How to use the learned weights?#

For how to do recomendation with default weights, refer to Visualization Recomendation.

In this example, we use the learned weights above to recommand visualizations.

First, we pass the new learned weights to Draco as following:

from pprint import pprint

from draco import answer_set_to_dict

new_draco = Draco(weights=new_weights)

Then, we can continue with the same procedure as in default Visualization Recommendation. And as you can see, the recommended result from the same input based on the learned weights is different from the one in default.

Note that whether it generates better recommendations or not depends on the examples you learned from.

import importlib.resources as pkg_resources

import draco.asp.examples as examples

hist_spec = pkg_resources.read_text(examples, "histogram.lp")

print("INPUT:")
print(hist_spec)

print("OUTPUT:")
model = next(new_draco.complete_spec(hist_spec))
pprint(answer_set_to_dict(model.answer_set))

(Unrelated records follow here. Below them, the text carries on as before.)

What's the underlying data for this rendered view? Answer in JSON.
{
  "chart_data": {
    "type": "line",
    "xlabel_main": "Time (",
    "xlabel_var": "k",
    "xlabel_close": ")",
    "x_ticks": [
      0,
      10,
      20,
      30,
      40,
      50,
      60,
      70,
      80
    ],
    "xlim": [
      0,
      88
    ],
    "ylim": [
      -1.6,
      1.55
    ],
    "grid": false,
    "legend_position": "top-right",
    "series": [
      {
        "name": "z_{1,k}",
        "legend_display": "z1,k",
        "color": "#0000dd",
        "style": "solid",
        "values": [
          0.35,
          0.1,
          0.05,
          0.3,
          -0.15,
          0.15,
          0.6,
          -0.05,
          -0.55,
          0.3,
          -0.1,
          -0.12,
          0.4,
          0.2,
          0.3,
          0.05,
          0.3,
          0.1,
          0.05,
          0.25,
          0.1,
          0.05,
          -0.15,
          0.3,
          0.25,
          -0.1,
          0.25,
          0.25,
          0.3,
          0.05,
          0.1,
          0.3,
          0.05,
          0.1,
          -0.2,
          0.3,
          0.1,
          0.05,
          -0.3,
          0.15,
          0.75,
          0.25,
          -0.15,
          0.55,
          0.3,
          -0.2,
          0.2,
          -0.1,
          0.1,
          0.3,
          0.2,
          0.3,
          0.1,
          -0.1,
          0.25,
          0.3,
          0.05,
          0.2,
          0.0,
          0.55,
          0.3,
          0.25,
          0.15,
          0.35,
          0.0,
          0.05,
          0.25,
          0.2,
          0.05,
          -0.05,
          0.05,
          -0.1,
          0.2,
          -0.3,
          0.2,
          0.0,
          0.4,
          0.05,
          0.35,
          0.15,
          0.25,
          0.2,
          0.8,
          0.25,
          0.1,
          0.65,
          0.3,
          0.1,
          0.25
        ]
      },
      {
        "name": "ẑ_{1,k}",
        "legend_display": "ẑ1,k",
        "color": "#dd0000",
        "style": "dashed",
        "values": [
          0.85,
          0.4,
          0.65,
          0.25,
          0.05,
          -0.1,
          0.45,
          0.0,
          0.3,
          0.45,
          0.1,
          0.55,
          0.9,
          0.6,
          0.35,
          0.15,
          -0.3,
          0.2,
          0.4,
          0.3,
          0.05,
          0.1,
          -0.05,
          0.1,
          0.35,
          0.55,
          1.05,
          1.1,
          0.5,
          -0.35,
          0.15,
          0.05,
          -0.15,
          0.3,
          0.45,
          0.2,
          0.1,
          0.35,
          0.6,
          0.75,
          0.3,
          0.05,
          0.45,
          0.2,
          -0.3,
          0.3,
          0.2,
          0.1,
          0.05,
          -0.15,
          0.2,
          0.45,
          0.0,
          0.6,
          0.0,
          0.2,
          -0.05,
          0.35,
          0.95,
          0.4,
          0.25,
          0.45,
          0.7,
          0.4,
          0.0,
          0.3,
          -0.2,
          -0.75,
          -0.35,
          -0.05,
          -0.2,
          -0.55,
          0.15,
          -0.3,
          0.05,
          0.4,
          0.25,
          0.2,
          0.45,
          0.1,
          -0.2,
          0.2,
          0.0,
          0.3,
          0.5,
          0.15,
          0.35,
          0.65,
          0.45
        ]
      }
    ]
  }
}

print("VIOLATED PREFERENCES:")
pprint(new_draco.count_preferences(str(model)))
INPUT:
attribute(number_rows,root,100).

entity(field,root,(f,0)).
attribute((field,name),(f,0),temp_max).
attribute((field,type),(f,0),number).
attribute((field,unique),(f,0),100).

entity(view,root,(v,0)).

entity(mark,(v,0),(m,0)).
entity(encoding,(m,0),(e,0)).
attribute((encoding,field),(e,0),temp_max).
attribute((encoding,binning),(e,0),10).

#show entity/3.
#show attribute/3.

OUTPUT:
{'field': [{'name': 'temp_max', 'type': 'number', 'unique': 100}],
 'number_rows': 100,
 'task': 'value',
 'view': [{'coordinates': 'polar',
           'mark': [{'encoding': [{'binning': 10,
                                   'channel': 'detail',
                                   'field': 'temp_max'},
                                  {'aggregate': 'stdev',
                                   'channel': 'color',
                                   'field': 'temp_max'},
                                  {'aggregate': 'stdev',
                                   'channel': 'x',
                                   'field': 'temp_max'},
                                  {'aggregate': 'count', 'channel': 'y'}],
                     'type': 'line'},
                    {'encoding': [{'aggregate': 'stdev',
                                   'channel': 'color',
                                   'field': 'temp_max'},
                                  {'channel': 'detail', 'field': 'temp_max'},
                                  {'aggregate': 'stdev',
                                   'channel': 'x',
                                   'field': 'temp_max'},
                                  {'aggregate': 'count', 'channel': 'y'}],
                     'type': 'line'},
                    {'encoding': [{'channel': 'detail', 'field': 'temp_max'},
                                  {'aggregate': 'stdev',
                                   'channel': 'size',
                                   'field': 'temp_max'},
                                  {'aggregate': 'stdev',
                                   'channel': 'text',
                                   'field': 'temp_max'},
                                  {'aggregate': 'stdev',
                                   'channel': 'x',
                                   'field': 'temp_max'}],
                     'type': 'text'}],
           'scale': [{'channel': 'detail', 'type': 'ordinal'},
                     {'channel': 'color', 'type': 'ordinal'},
                     {'channel': 'x', 'type': 'ordinal'},
                     {'channel': 'size', 'type': 'ordinal'},
                     {'channel': 'text', 'type': 'ordinal'},
                     {'channel': 'y', 'type': 'linear', 'zero': 'true'}]}]}
VIOLATED PREFERENCES:
defaultdict(<class 'int'>,
            {'aggregate': 9,
             'aggregate_count': 2,
             'aggregate_stdev': 7,
             'bin': 1,
             'bin_not_linear': 1,
             'c_d_no_overlap_line': 2,
             'd_d_text': 1,
             'encoding': 12,
             'encoding_field': 10,
             'high_cardinality_ordinal': 9,
             'horizontal_scrolling_x': 3,
             'linear_scale': 2,
             'linear_y': 2,
             'multi_non_pos': 3,
             'non_pos_used_before_pos': 1,
             'number_linear': 9,
             'only_discrete': 1,
             'ordinal_color': 2,
             'ordinal_detail': 3,
             'ordinal_scale': 10,
             'ordinal_size': 1,
             'ordinal_text': 1,
             'ordinal_x': 3,
             'polar_coordinate': 1,
             'same_field_grt3': 1,
             'size_not_zero': 1,
             'value_agg': 1,
             'value_line': 2,
             'value_text': 1})
/tmp/ipykernel_4419/1214901452.py:5: DeprecationWarning: read_text is deprecated. Use files() instead. Refer to https://importlib-resources.readthedocs.io/en/latest/using.html#migrating-from-legacy for migration advice.
  hist_spec = pkg_resources.read_text(examples, "histogram.lp")